Any transportation infrastructure upgrade, whether it’s roads, bridges, rail, tunnels, or waterways, shares a singular goal—to safely optimize the flow of people and goods. At the same time, this flow is something of a moving target–it is inherently dynamic, driven by environmental, geographic, government regulatory, and economic factors. Ultimately, transportation infrastructure upgrades need to incorporate and account for these factors to create effective networks—and when much of our infrastructure is nearly 80 years old, we’re playing catch-up.

Digital Transformation

Transportation infrastructure needs both structural updates and technological updates. The manual processes upon which these systems need to operate can and should be replaced with automation. However, the transportation sector has been conservative in its adaptation and implementation, despite nearly everyone agreeing that this type of conversion is essential for economic growth. Digital technologies can not only improve transportation, helping to move and connect people and goods more efficiently, but also ameliorate the environmental footprint of these networks. Broad implementation of new technologies is a must.

Innovative Solutions

The good news is that technological solutions are emerging to facilitate the kinds of systemic improvements that the Indian transportation sector needs. Infrastructure digital twins can be used to create simulations of physical assets, such as bridges, roads, or tunnels, and replicate various scenarios to help planners, engineers and builders see opportunities or potential hiccups. These simulations can also predict maintenance needs, safety hazards, and energy inefficiencies, identifying areas where improvements are needed. Infrastructure digital twin capabilities can collect and merge often-siloed datasets and workflows, incorporating information from disparate sources to support data-driven decision-making that yields cost, time, and environmental savings.

Recently, we have seen some promising use cases for digital twins in sustainable infrastructure maintenance, upgrades, and retrofits. One of these examples is an ongoing project to realign and upgrade a section of I-70 at Floyd Hill, some 25 miles west of Denver. The goal is to relieve a severe bottleneck, improving traffic flow and safety, as well as lowering emissions through this mountainous and heavily traveled section of roadway. By using collaborative 3D modeling and digital twin applications, project lead AtkinsRéalis evaluated geometrics and parameters such as sight distance, visualized a range of different possible designs, and determined construction impact and feasibility—all of which were undertaken collaboratively with stakeholders, leading to an estimated savings of USD 7 million in project costs and 50,000 work hours.

Another successful use case is the upgrade of the East 138th Street Bridge in the Bronx, New York.
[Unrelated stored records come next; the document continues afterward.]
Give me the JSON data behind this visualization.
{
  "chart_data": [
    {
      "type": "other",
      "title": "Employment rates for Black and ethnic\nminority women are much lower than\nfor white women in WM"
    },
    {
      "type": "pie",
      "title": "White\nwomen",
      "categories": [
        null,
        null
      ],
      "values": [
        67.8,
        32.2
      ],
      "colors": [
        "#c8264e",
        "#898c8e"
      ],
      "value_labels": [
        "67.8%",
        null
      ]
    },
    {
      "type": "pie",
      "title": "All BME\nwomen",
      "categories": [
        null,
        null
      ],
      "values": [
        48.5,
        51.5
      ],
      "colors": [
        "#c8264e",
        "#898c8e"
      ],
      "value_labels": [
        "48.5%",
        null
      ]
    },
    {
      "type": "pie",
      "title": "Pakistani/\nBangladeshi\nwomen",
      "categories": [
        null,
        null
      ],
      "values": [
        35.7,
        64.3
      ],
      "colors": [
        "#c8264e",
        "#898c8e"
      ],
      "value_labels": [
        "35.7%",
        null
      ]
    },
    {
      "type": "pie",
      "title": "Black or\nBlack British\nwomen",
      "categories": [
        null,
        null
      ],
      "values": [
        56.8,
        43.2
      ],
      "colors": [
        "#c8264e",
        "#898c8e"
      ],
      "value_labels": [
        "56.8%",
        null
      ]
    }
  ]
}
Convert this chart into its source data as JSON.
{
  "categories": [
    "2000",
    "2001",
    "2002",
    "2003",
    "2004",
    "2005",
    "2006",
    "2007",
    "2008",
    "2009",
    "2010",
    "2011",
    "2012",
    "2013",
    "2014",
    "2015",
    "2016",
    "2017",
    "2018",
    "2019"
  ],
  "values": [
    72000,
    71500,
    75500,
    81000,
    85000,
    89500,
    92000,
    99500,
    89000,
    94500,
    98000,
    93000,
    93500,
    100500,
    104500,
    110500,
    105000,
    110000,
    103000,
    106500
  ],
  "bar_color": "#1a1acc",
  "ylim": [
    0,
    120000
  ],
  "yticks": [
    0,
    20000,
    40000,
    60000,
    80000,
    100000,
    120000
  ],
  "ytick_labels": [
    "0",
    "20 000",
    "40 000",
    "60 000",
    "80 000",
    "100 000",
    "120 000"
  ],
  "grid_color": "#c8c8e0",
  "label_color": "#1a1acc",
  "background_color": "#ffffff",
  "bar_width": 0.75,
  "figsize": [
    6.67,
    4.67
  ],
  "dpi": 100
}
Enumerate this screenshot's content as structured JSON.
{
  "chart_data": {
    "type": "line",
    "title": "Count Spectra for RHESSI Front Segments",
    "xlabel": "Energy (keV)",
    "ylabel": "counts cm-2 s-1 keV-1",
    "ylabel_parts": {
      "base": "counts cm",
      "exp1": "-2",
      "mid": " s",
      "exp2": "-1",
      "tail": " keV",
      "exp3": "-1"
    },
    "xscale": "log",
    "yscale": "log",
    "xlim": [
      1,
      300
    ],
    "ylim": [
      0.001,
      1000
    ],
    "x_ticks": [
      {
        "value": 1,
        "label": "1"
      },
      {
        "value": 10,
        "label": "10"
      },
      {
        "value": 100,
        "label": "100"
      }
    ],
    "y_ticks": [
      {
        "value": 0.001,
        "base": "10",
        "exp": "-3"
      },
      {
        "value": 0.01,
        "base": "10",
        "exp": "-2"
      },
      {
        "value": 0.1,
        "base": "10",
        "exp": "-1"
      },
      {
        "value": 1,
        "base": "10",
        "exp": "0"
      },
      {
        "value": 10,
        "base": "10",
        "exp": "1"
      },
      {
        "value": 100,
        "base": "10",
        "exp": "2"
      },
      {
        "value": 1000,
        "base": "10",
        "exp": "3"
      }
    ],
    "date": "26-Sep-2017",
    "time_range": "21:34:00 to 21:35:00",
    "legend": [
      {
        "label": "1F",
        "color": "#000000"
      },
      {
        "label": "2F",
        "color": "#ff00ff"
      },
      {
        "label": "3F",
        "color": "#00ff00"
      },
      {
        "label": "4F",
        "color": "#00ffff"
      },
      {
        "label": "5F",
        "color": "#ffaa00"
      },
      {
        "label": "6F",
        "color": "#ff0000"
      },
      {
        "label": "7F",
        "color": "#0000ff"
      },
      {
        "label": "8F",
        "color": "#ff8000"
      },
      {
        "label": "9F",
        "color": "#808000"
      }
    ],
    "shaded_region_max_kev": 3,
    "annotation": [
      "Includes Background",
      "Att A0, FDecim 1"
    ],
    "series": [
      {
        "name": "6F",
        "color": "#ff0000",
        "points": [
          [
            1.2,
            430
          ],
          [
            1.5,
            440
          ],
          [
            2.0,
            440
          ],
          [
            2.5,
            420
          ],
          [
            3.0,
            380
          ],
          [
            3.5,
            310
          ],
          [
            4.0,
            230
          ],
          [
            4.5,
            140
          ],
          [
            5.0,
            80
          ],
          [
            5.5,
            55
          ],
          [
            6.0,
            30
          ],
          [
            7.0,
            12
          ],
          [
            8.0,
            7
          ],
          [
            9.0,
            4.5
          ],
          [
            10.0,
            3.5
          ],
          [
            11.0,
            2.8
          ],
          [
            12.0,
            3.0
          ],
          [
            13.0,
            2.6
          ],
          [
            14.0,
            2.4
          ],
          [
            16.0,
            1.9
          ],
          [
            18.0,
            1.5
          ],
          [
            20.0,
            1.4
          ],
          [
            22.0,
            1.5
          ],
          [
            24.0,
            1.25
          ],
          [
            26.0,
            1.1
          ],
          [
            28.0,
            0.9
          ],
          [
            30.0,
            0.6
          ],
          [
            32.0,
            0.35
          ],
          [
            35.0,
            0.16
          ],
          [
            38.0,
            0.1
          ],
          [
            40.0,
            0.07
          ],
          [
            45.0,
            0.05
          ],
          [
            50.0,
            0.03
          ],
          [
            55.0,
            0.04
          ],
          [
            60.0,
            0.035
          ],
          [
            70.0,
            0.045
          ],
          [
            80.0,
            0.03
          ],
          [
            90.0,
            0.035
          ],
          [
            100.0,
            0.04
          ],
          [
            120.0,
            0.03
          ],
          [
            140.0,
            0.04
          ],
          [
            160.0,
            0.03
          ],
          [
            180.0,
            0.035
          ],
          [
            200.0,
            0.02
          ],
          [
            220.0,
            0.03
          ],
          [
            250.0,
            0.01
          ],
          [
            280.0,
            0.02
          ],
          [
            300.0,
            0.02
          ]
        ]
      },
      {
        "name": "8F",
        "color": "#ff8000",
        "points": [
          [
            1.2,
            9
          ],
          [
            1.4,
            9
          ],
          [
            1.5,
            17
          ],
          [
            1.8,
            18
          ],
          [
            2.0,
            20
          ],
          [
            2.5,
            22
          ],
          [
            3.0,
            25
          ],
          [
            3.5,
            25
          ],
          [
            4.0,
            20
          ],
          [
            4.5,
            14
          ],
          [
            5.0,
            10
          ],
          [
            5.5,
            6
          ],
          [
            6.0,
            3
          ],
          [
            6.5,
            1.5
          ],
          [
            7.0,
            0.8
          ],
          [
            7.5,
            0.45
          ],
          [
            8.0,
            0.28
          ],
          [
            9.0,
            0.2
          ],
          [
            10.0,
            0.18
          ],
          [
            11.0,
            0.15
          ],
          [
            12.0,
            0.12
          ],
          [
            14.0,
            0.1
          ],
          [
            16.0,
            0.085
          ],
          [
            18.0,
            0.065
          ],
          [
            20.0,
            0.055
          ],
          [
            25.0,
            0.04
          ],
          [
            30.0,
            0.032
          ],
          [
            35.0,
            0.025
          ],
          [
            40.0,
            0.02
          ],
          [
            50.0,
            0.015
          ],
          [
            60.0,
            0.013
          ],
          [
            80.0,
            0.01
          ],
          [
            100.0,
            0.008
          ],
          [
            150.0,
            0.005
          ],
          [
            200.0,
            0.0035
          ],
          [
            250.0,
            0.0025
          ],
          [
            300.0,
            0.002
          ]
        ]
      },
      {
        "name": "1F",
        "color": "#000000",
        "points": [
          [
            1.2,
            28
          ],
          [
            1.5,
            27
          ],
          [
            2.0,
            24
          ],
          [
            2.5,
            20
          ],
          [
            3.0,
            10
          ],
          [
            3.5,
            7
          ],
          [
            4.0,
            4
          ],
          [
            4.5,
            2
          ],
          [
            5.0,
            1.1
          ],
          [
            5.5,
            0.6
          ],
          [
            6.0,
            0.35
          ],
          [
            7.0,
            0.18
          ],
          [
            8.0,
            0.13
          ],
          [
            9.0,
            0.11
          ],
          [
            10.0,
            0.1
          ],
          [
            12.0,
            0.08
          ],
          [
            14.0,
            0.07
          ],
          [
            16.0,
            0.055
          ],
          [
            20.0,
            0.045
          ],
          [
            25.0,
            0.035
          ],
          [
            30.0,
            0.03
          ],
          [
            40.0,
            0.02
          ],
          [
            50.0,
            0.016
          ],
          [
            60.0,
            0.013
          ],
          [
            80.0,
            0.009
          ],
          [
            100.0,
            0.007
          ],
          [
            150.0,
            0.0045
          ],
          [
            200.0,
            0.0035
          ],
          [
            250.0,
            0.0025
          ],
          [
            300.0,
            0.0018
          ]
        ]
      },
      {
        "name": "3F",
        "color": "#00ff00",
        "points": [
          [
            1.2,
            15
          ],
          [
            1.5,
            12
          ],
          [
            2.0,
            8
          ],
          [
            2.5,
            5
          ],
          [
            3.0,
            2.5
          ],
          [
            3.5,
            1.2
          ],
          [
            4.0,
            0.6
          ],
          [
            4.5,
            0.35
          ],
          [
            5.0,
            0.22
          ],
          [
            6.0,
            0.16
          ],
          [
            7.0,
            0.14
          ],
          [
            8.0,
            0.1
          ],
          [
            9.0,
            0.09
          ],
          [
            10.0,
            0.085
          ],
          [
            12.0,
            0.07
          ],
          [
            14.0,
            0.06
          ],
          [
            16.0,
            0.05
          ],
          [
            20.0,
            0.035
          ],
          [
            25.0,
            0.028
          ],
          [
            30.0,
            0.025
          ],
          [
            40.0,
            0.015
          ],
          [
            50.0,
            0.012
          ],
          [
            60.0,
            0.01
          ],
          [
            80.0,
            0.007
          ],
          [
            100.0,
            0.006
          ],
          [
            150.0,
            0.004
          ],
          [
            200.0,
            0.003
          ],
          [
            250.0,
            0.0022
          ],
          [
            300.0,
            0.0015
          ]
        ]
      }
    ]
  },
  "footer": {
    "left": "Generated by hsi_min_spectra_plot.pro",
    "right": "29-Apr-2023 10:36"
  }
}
Built in 1938, the bridge—which crosses over the Major Deegan Expressway and links Manhattan to the Bronx, approximately one mile from Yankee Stadium—needs to accommodate heavy vehicle and pedestrian traffic, as well as eliminate vertical clearance issues that have resulted in vehicles striking the old bridge several times. Digital twins were used to review 180 different potential designs for this critical section of city infrastructure, determining which would be the most functional both during bridge replacement and in perpetuity, and accommodating an array of utilities connected to the bridge. The collaborative digital context established by digital twins not only optimized structural design but also kept the project on track during pandemic restrictions.

Some Final Thoughts

It’s a challenging time for the Indian transportation sector, but also an exciting one. Public and private organizations both are transforming the infrastructure landscape, leveraging the newest technologies to enable a 20th-century system to address 21st-century challenges. Using digital twin capabilities, we can repair ageing assets and contend with geographic, transportation, and environmental challenges—all while meeting the needs of a country on the move.